How Much Home Can I Afford?

The 28-36 Rule
Your willingness to pay a loan (typically determined by your credit score)Your ability to pay the loan back.

In order for your o answer these questions, you need to take into consideration several factors, like salary, debts, credit score, and the actual costs of buying a home. Something to help put all these numbers into perspective is the 28-36 rule.

How Does the 28-36 Rule work?
Your maximum Household Expenses (PIT) should not exceed 28% of your gross monthly income. (before taking out taxes and deductions). For example, if you make $70,000 a year and divide it by 12 months, your monthly gross income is $5,833. Multiply that by 28% and your monthly PITI should be less than $1,633.

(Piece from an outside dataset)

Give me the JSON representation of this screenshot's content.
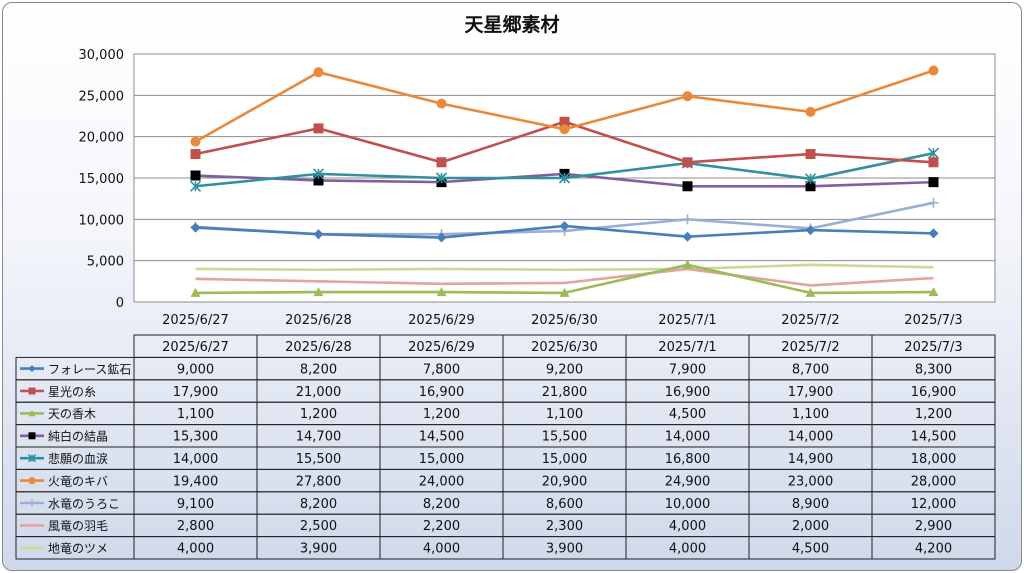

PRINCIPLE: The part of a mortgage payment that pays down the amount borrowed.
INTEREST: Percent rate charged by creditors for lending you the principle
TAXES: This is your property tax
INSURANCE: This is your homeowner’s insurance(and if necessary, your private mortgage insurance, or PMI)

Debt – to – income Ratio DTI
Your total debt or Debt-to-Income Ratio(DTI) should not exceed 36 percent of your gross monthly income. Your debt determines, in part, how much of a mortgage loan you can afford. Lenders calculate your debt-to-income by dividing your monthly debt by your monthly income.

This is a general guideline lenders consider. It’s not a requirement to receive a mortgage. Banks and lenders typically consider debt made up of the following.
Car loans. Education/Student loans, Home equity loans(ex: second mortgage), Outstanding credit card balance.